Binding dynamics at the quinone reduction (Qi) site influence the equilibrium interactions of the iron sulfur protein and hydroquinone oxidation (Qo) site of the cytochrome bc1 complex

Multiple instances of low-potential electron-transport pathway inhibitors that affect the structure of the cytochrome (cyt) bc(1) complex to varying degrees, ranging from changes in hydroquinone (QH(2)) oxidation and cyt c(1) reduction kinetics to proteolytic accessibility of the hinge region of the iron-sulfur-containing subunit (Fe/S protein), have been reported.
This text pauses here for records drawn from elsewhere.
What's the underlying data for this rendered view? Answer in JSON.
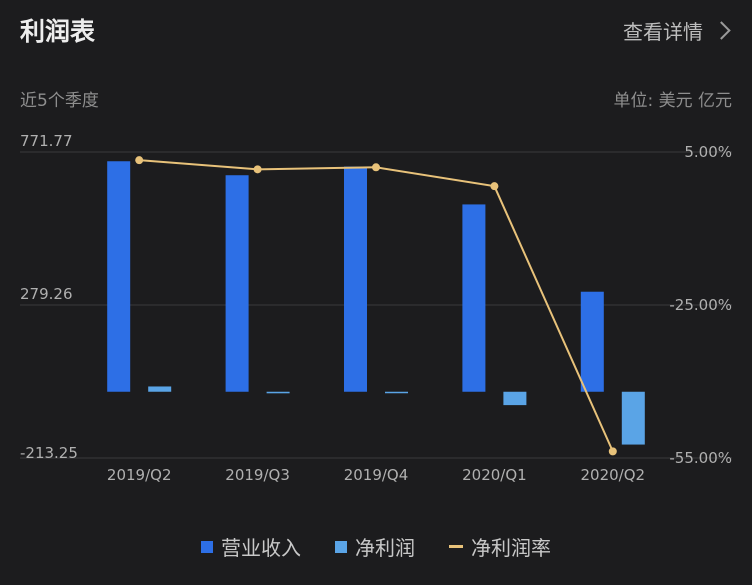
{
  "header": {
    "title": "利润表",
    "details_label": "查看详情",
    "subtitle": "近5个季度",
    "unit": "单位: 美元 亿元"
  },
  "colors": {
    "revenue": "#2d6fe6",
    "net_profit": "#5aa4e6",
    "margin": "#e8c27a",
    "grid": "#3a3a3c",
    "axis_text": "#b0b0b0"
  },
  "chart_data": {
    "type": "bar",
    "categories": [
      "2019/Q2",
      "2019/Q3",
      "2019/Q4",
      "2020/Q1",
      "2020/Q2"
    ],
    "series": [
      {
        "name": "营业收入",
        "type": "bar",
        "axis": "left",
        "values": [
          742,
          697,
          725,
          603,
          322
        ]
      },
      {
        "name": "净利润",
        "type": "bar",
        "axis": "left",
        "values": [
          17,
          -5,
          -1,
          -43,
          -170
        ]
      },
      {
        "name": "净利润率",
        "type": "line",
        "axis": "right",
        "values": [
          3.4,
          1.6,
          2.0,
          -1.7,
          -53.7
        ]
      }
    ],
    "y_left": {
      "ticks": [
        "771.77",
        "279.26",
        "-213.25"
      ],
      "range": [
        -213.25,
        771.77
      ]
    },
    "y_right": {
      "ticks": [
        "5.00%",
        "-25.00%",
        "-55.00%"
      ],
      "range": [
        -55,
        5
      ]
    },
    "legend": [
      "营业收入",
      "净利润",
      "净利润率"
    ],
    "legend_position": "bottom"
  }
}
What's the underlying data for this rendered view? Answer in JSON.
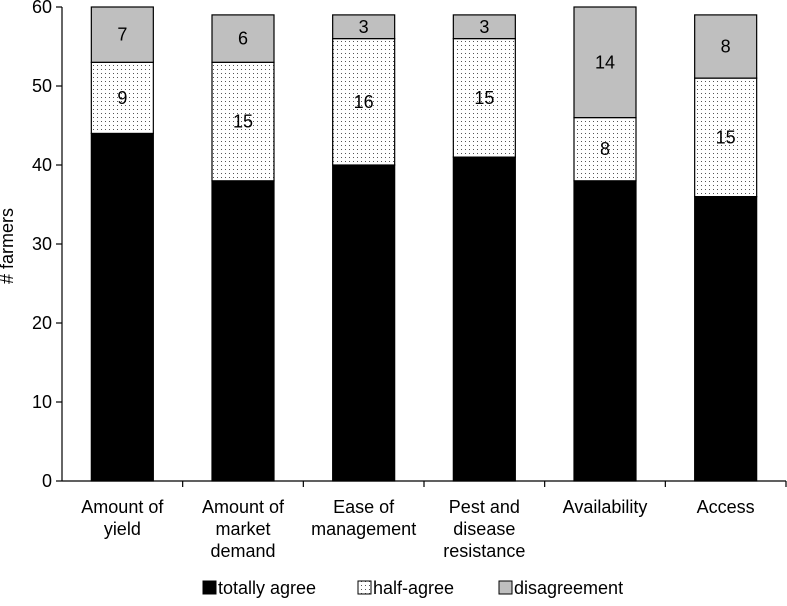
{
  "chart_data": {
    "type": "bar",
    "stacked": true,
    "ylabel": "# farmers",
    "xlabel": "",
    "ylim": [
      0,
      60
    ],
    "yticks": [
      0,
      10,
      20,
      30,
      40,
      50,
      60
    ],
    "grid": false,
    "legend_position": "bottom",
    "categories": [
      [
        "Amount of",
        "yield"
      ],
      [
        "Amount of",
        "market",
        "demand"
      ],
      [
        "Ease of",
        "management"
      ],
      [
        "Pest and",
        "disease",
        "resistance"
      ],
      [
        "Availability"
      ],
      [
        "Access"
      ]
    ],
    "series": [
      {
        "name": "totally agree",
        "values": [
          44,
          38,
          40,
          41,
          38,
          36
        ],
        "color": "#000000",
        "pattern": "solid",
        "show_labels": false
      },
      {
        "name": "half-agree",
        "values": [
          9,
          15,
          16,
          15,
          8,
          15
        ],
        "color": "#ffffff",
        "pattern": "dots",
        "show_labels": true
      },
      {
        "name": "disagreement",
        "values": [
          7,
          6,
          3,
          3,
          14,
          8
        ],
        "color": "#bfbfbf",
        "pattern": "solid",
        "show_labels": true
      }
    ]
  }
}
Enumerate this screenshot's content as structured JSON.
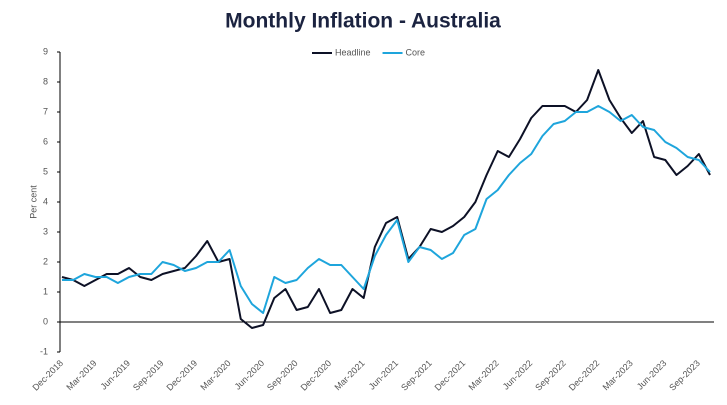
{
  "chart_data": {
    "type": "line",
    "title": "Monthly Inflation - Australia",
    "y_label": "Per cent",
    "categories": [
      "Dec-2018",
      null,
      null,
      "Mar-2019",
      null,
      null,
      "Jun-2019",
      null,
      null,
      "Sep-2019",
      null,
      null,
      "Dec-2019",
      null,
      null,
      "Mar-2020",
      null,
      null,
      "Jun-2020",
      null,
      null,
      "Sep-2020",
      null,
      null,
      "Dec-2020",
      null,
      null,
      "Mar-2021",
      null,
      null,
      "Jun-2021",
      null,
      null,
      "Sep-2021",
      null,
      null,
      "Dec-2021",
      null,
      null,
      "Mar-2022",
      null,
      null,
      "Jun-2022",
      null,
      null,
      "Sep-2022",
      null,
      null,
      "Dec-2022",
      null,
      null,
      "Mar-2023",
      null,
      null,
      "Jun-2023",
      null,
      null,
      "Sep-2023",
      null
    ],
    "series": [
      {
        "name": "Headline",
        "color": "#0d1126",
        "values": [
          1.5,
          1.4,
          1.2,
          1.4,
          1.6,
          1.6,
          1.8,
          1.5,
          1.4,
          1.6,
          1.7,
          1.8,
          2.2,
          2.7,
          2.0,
          2.1,
          0.1,
          -0.2,
          -0.1,
          0.8,
          1.1,
          0.4,
          0.5,
          1.1,
          0.3,
          0.4,
          1.1,
          0.8,
          2.5,
          3.3,
          3.5,
          2.1,
          2.5,
          3.1,
          3.0,
          3.2,
          3.5,
          4.0,
          4.9,
          5.7,
          5.5,
          6.1,
          6.8,
          7.2,
          7.2,
          7.2,
          7.0,
          7.4,
          8.4,
          7.4,
          6.8,
          6.3,
          6.7,
          5.5,
          5.4,
          4.9,
          5.2,
          5.6,
          4.9
        ]
      },
      {
        "name": "Core",
        "color": "#1ea5dc",
        "values": [
          1.4,
          1.4,
          1.6,
          1.5,
          1.5,
          1.3,
          1.5,
          1.6,
          1.6,
          2.0,
          1.9,
          1.7,
          1.8,
          2.0,
          2.0,
          2.4,
          1.2,
          0.6,
          0.3,
          1.5,
          1.3,
          1.4,
          1.8,
          2.1,
          1.9,
          1.9,
          1.5,
          1.1,
          2.2,
          2.9,
          3.4,
          2.0,
          2.5,
          2.4,
          2.1,
          2.3,
          2.9,
          3.1,
          4.1,
          4.4,
          4.9,
          5.3,
          5.6,
          6.2,
          6.6,
          6.7,
          7.0,
          7.0,
          7.2,
          7.0,
          6.7,
          6.9,
          6.5,
          6.4,
          6.0,
          5.8,
          5.5,
          5.4,
          5.0
        ]
      }
    ],
    "ylim": [
      -1,
      9
    ],
    "yticks": [
      -1,
      0,
      1,
      2,
      3,
      4,
      5,
      6,
      7,
      8,
      9
    ],
    "grid": false,
    "legend": "top"
  }
}
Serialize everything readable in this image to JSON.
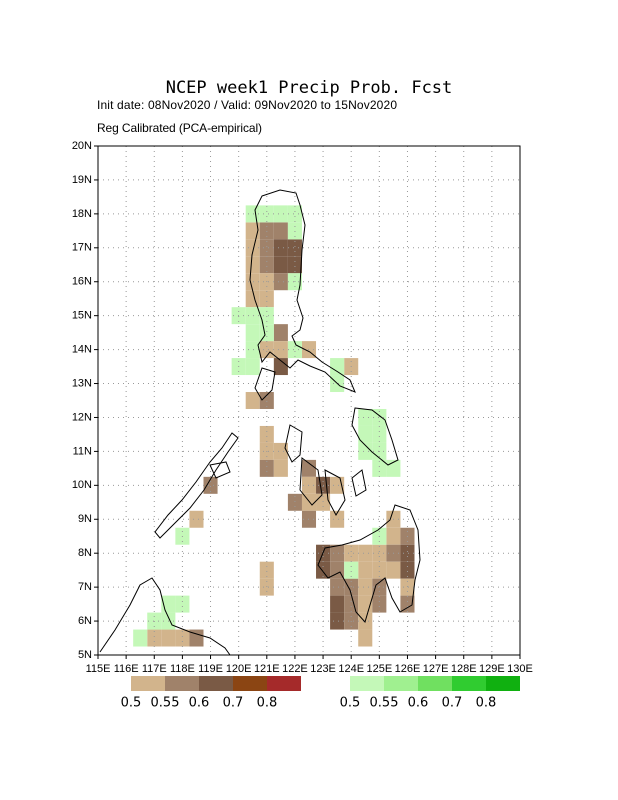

However, no instance has been documented of any ensuing change on the environment(s) of the [2Fe-2S] cluster. In this work, this issue was addressed in detail by taking advantage of the increased spectral and spatial resolution obtainable with orientation-dependent electron paramagnetic resonance (EPR) spectroscopic analysis of ordered membrane preparations. For the first time, perturbation of the low-potential electron-transport pathway by Q(i)-site inhibitors or various mutations was shown to change the EPR spectra of both the cyt b hemes and the [2Fe-2S] cluster of the Fe/S protein. In particular, two interlinked effects of Q(i)-site modifications on the Fe/S subunit, one changing the local environment of its [2Fe-2S] cluster and a second affecting the mobility of this subunit, are revealed. Remarkably, different inhibitors and mutations at or near the Q(i) site induce these two effects differently, indicating that the events occurring at the Q(i) site affect the global structure of the cyt bc(1). Furthermore, occupancy of discrete Q(i)-site subdomains differently impede the location of the Fe/S protein at the Q(o) site. These findings led us to propose that antimycin A and HQNO mimic the presence of QH(2) and Q at the Q(i) site, respectively. Implications of these findings in respect to the Q(o)-Q(i) sites communications and to multiple turnovers of the cyt bc(1) are discussed.